Та самая формула, спрятанная в спальне Ликвидатора! Никаких сомнений: это она. Только чуть ниже, сбоку — приписка. Новые знаки, еще и еще, и все это — как на чужом языке. Ирис сощурилась, ускоряя работу процессора. Она может их разобрать, только нужно постараться: сравнить символы с уже когда-то виденными, проанализировать контекст, подставить в уравнение неизвестные и…
Ну конечно. Вот он, ответ. Эта формула, будто выведенная на доске случайно, не что иное, как формула контроля над омегами. Тит в таких сложностях пока не разбирается, но Ирис все поняла. Значит, и там, в записке, которую она нашла у Ликвидатора, она же… Только зачем Ликвидатор ее хранит, если понятия не имеет о том, что это такое и как ее использовать?
— Вот этим я и хочу заниматься, — с придыханием произнес тем временем Тит. — В университете есть курс робототехники. Там, конечно, о таких штуках не говорят... Пока. Но это не важно. Если я туда пойду, я смогу потом помогать профессору по-настоящему. Занять когда-нибудь его место.
Он выпрямился и смотрел перед собой затуманенными, безумными глазами. Ирис сделала шаг назад. Там, на темной аллее, под скрип ночных фонарей, Тит с его преданным и восхищенным взглядом пугал ее куда меньше, чем в этой светлой, чистой лаборатории профессора Каракса. Здесь, где-то здесь будет работать и Сальватор. Но где он, кто он? Когда он здесь появится? Но он — Сенатор, никакой не ученый, не робототехник. Так может, он просто выкупит этот проект позже, когда он выйдет из тени? Ведь в четырнадцатом году омеги не только абсолютно легальны; на этот проект возлагают огромные надежды. А это значит, что курировать синтетический Центр сможет лишь очень обеспеченный, очень влиятельный человек.
— Вот, посмотри, — Тит снова схватил ее за руку.
Он даже не подвел ее к одному из аквариумов, а подтащил, особо не церемонясь. Он так увлекся, что не заметил, как сильно сжал пальцы. Система имитации заставила Ирис охнуть.
— Ой, прости, — Тит вздрогнул, резко покраснел и отдернул руку.
Видно, он на какое-то мгновение очнулся, вынырнул из своих увлеченных мечтаний, а потом снова погрузился в них с головой. Он указал на аквариум поменьше:
— Вот здесь выращивают клетки кожи. Они делятся, как живые. Такой покров можно будет повредить, вызвать настоящее кровотечение. Кровь у этих роботов, конечно, будет, алая, как у людей. Никаких подделок.
Он усмехнулся.
В густом киселе плавал рваный кусок кожи, и свет, искаженный в синей жидкости, рисовал его совсем зеленым.
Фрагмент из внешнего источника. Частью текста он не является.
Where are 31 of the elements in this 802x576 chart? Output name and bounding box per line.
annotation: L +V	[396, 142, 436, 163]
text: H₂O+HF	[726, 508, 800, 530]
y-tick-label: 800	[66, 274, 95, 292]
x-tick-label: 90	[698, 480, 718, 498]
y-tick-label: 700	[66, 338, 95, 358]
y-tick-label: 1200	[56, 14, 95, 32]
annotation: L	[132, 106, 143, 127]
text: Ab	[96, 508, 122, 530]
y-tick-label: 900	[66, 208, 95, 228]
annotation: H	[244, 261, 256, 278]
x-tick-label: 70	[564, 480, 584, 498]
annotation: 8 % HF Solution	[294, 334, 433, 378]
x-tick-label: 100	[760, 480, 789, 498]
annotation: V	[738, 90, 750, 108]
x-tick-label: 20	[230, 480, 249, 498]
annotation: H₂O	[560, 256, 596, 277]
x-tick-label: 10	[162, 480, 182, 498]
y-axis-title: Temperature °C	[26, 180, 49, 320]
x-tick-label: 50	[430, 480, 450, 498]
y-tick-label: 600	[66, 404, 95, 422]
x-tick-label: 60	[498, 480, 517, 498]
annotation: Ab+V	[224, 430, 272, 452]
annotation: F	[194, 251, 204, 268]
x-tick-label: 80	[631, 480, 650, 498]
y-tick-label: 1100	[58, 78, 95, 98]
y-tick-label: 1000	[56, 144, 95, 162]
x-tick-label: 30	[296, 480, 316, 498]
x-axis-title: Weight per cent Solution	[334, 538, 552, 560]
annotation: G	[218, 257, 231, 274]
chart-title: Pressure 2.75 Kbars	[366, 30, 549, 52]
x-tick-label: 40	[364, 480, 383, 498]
На лице же распростертого андроида красовались покровы вполне обычного цвета, и готовая кожа его была ни слишком смуглой, ни слишком бледной: такую мог иметь самый обыкновенный, среднестатистический житель Эмпориума.
— Кровотоки профессор поначалу считал бесполезными, — продолжал объяснять Тит. — Но если нам нужна не дешевая подделка, а качественная имитация, то тела этих существ должны повторять реакции человеческого тела. Синяки, ушибы, ссадины — все это будет непременно. Ну а нервная система будет передавать электрические импульсы, информацию от процессора. Довольно удобно и логично. В принципе, у человека почти так же. Только у него, конечно, мозг, а не процессор.
Он помолчал, напряженно всматриваясь в образец кожи, застывший в синем растворе.
— Все это очень сложно. Мне не хватает знаний. Я просто слушаю профессора, кое-где помогаю, но самых деталей я не понимаю.
Руки его нетерпеливо сжались в кулаки.
— Конечно, никакого пластика не будет, — снова заговорил он, встряхнувшись. — Это пока что эксперименты, — он кивнул на спящего андроида. — Будут синтетические мышцы, связки, — он указывал на аквариумы, один за другим, — уплотненные кости... И да, ускоренная система регенерации. Ни к чему такой дорогостоящей штуке истекать кровью.
Следя за его пальцем, Ирис обводила взглядом комнату.
И тут, у одного из стеллажей, на которых громоздилась сложная, угловатая аппаратура, она приметила какое-то движение. Сначала ей почудилось, что это очередной кусок синтетической плоти шевельнулся в густом синем растворе, но тут зашумели уже знакомые помехи. Это был не просто слабый сигнал тревоги, который она услышала в заброшенном доме у порта; это было нечто куда более явственное, яркое, почти оглушительное, как если бы ей крикнули в самое ухо. Тень колыхнулась явственно, выделяясь в полумраке за шкафами, скользнула под лампы и обрела четкость.
Замолчал и Тит. От смотрел на аномалию круглыми, совершенно глупыми глазами, и не двигался.
В первую минуту Ирис подумала, что это аномалия из четырнадцатого года, и пришла она за ней. Но исходивший от аномалии сигнал отличался от того, что она почувствовала в Пыльных Городах. Эти помехи различались так же, как отличаются запахи и голоса людей: видно, ультразвук, который аномалии испускали, служил чем-то вроде опознавательного знака. По крайней мере, для омег. Слышат ли они сигналы других аномалий? Да и что они вообще такое?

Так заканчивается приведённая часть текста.